His former colleague Jim Rosenthal broke the news on Sunday night, writing on social media: “With huge sadness, we announce Dickie Davies passed away this morning.

“So proud of his 20 years of World of Sport, 3 Olympic Games and a brilliant career on the telly. He is survived by a loving wife, two adoring sons, four grandkids and two beloved dogs.”

Following Rosenthal’s tweet, sports fans paid tribute. The BBC rugby commentator Andrew Sheridan wrote: “A legend of sports broadcasting and an integral part of my Saturdays in my youth.”

Presenter Simon Thomas tweeted: “Rest in peace, Dickie Davies. Absolute giant of sports broadcasting.”

Richard John Davies was born in Wallasey, Cheshire, and attended grammar school after passing his 11-plus. His broadcasting career came after national service in the Royal Air Force and stints working as a purser on ocean liners.

Davies’s first job in broadcasting was as an announcer for Southern Television.
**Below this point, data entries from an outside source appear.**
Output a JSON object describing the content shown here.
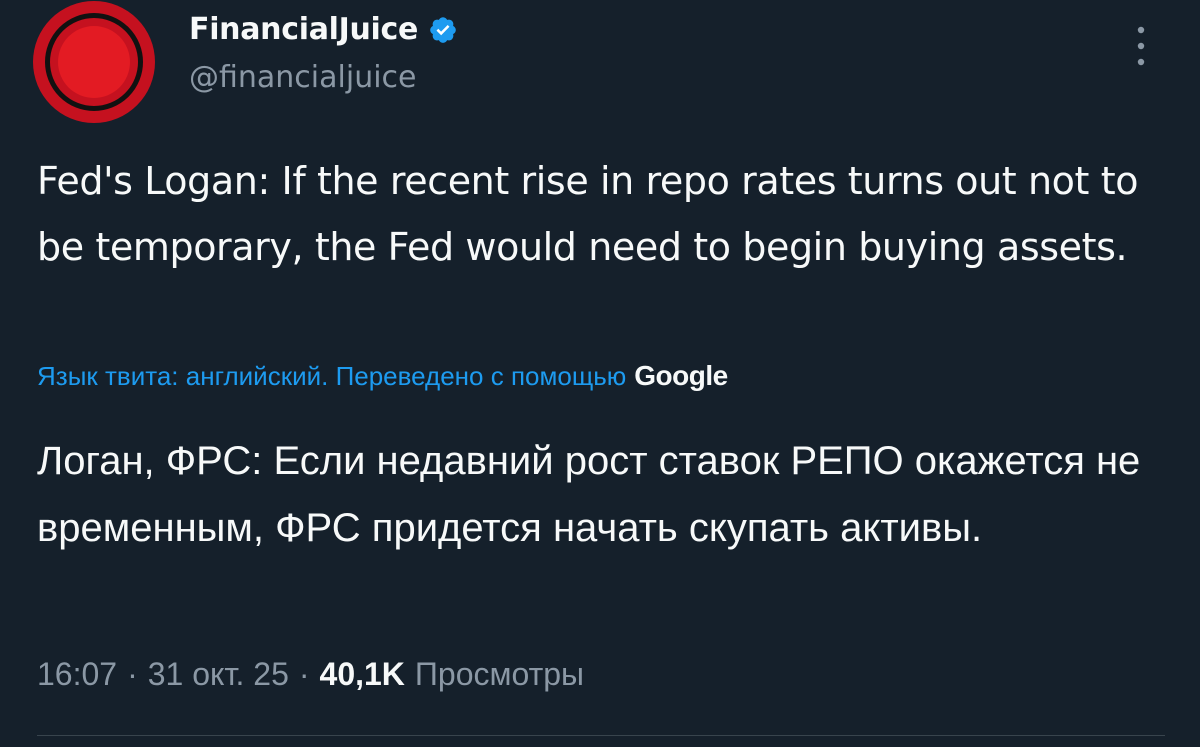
{
  "author": {
    "display_name": "FinancialJuice",
    "handle": "@financialjuice",
    "verified": true,
    "avatar_icon": "red-circle-logo-icon"
  },
  "tweet": {
    "text": "Fed's Logan: If the recent rise in repo rates turns out not to be temporary, the Fed would need to begin buying assets.",
    "translation_label": "Язык твита: английский. Переведено с помощью",
    "translation_provider": "Google",
    "translated_text": "Логан, ФРС: Если недавний рост ставок РЕПО окажется не временным, ФРС придется начать скупать активы."
  },
  "meta": {
    "time": "16:07",
    "separator": "·",
    "date": "31 окт. 25",
    "views_count": "40,1K",
    "views_label": "Просмотры"
  },
  "colors": {
    "background": "#15202b",
    "text_primary": "#f7f9f9",
    "text_secondary": "#8b98a5",
    "accent": "#1d9bf0",
    "avatar_red": "#e31b23"
  },
  "icons": {
    "verified": "verified-badge-icon",
    "more": "more-vertical-icon"
  }
}
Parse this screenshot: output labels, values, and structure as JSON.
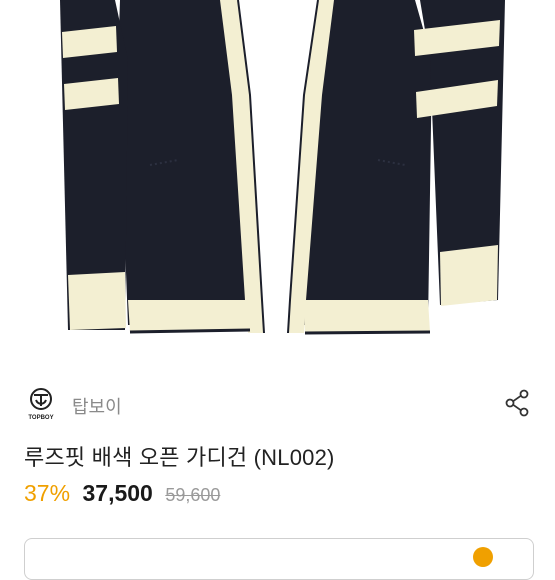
{
  "brand": {
    "logo_text": "TOPBOY",
    "name": "탑보이"
  },
  "product": {
    "title": "루즈핏 배색 오픈 가디건 (NL002)",
    "discount": "37%",
    "price": "37,500",
    "original_price": "59,600"
  },
  "icons": {
    "share": "share-icon"
  },
  "colors": {
    "navy": "#1c1f2b",
    "cream": "#f3efd2",
    "accent": "#f0a000"
  }
}
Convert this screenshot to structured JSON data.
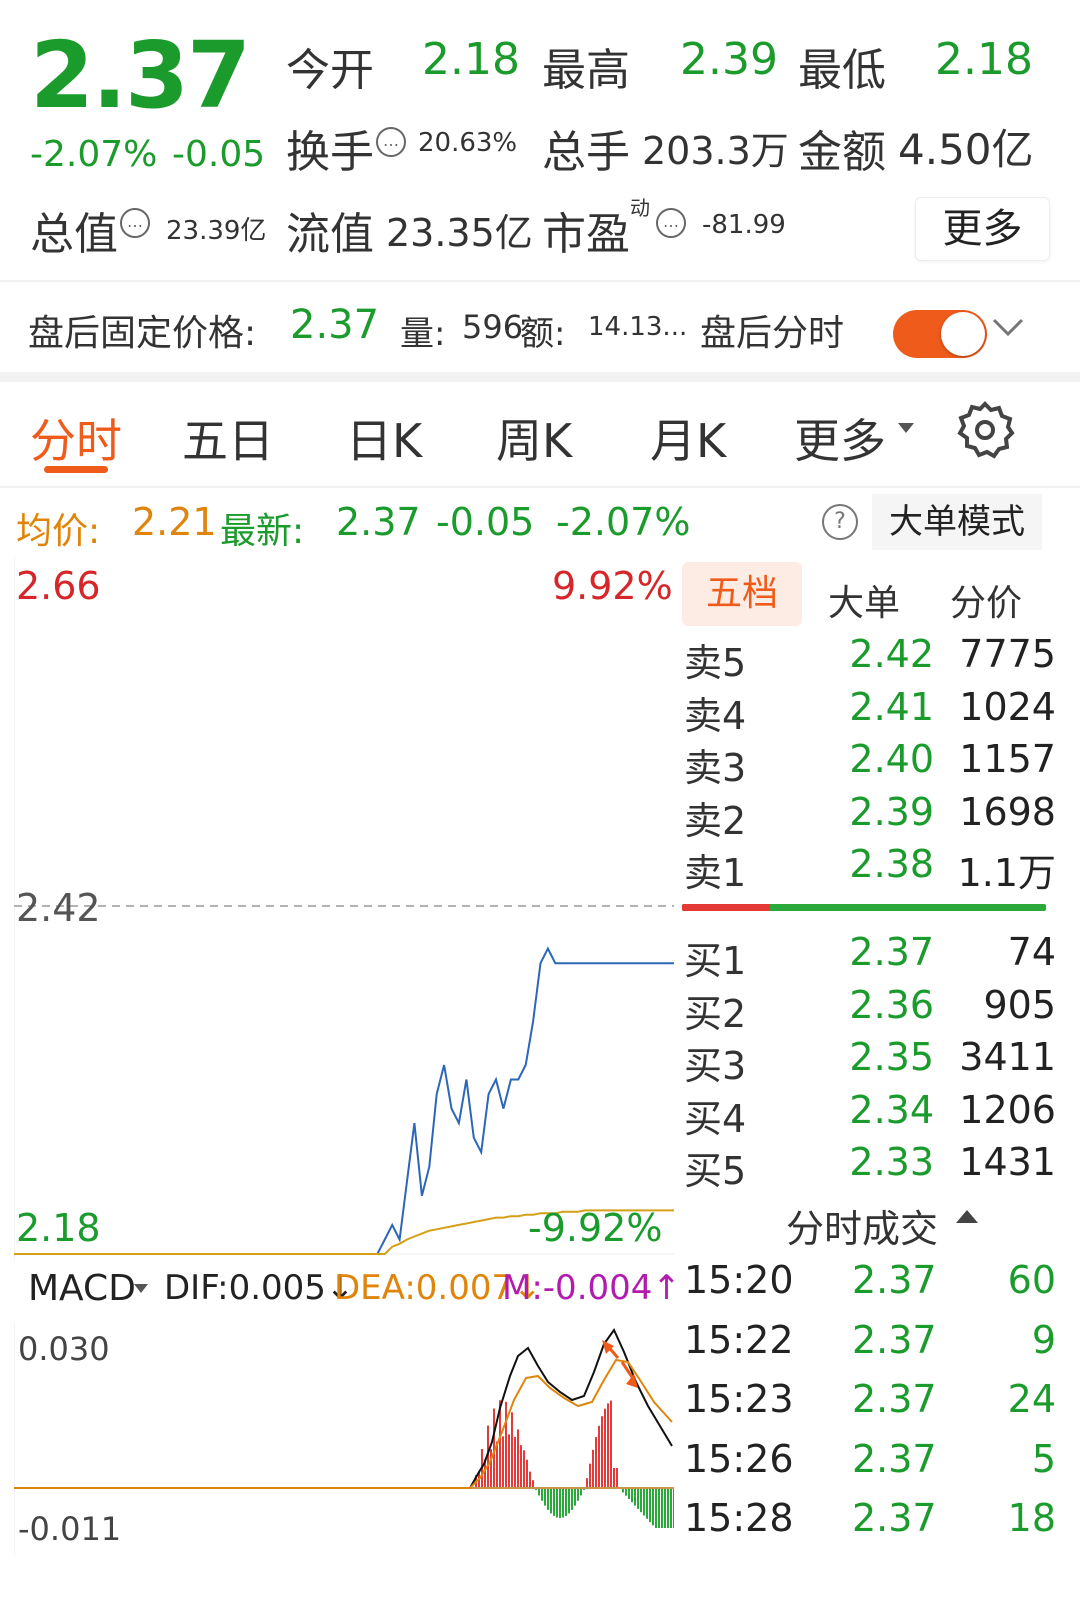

In those early days, he was known as Richard Davies; he changed it to Dickie Davies at the recommendation of fellow broadcaster Jimmy Hill.

The World of Sport programme, initially called World Wide Sports, began in 1965. Davies anchored the show from 1968 to 1985, when it was cancelled.

Davies remained with ITV, presenting snooker, boxing and darts as well as playing a prominent role in the channel’s 1988 Seoul Olympics coverage.

He would go on to work for Eurosport, fronting its snooker coverage, and also provided sports bulletins for Classic FM in its early days.

After having a stroke in 1995, he quit the role. It took more than a year for him to fully regain his speech, but he eventually made a comeback with his own feature series on famous sportsmen and women, Dickie Davies’ Sporting Heroes.

Such was Davies’s popularity, he was immortalised in the song Dickie Davies Eyes by the English band Half Man Half Biscuit.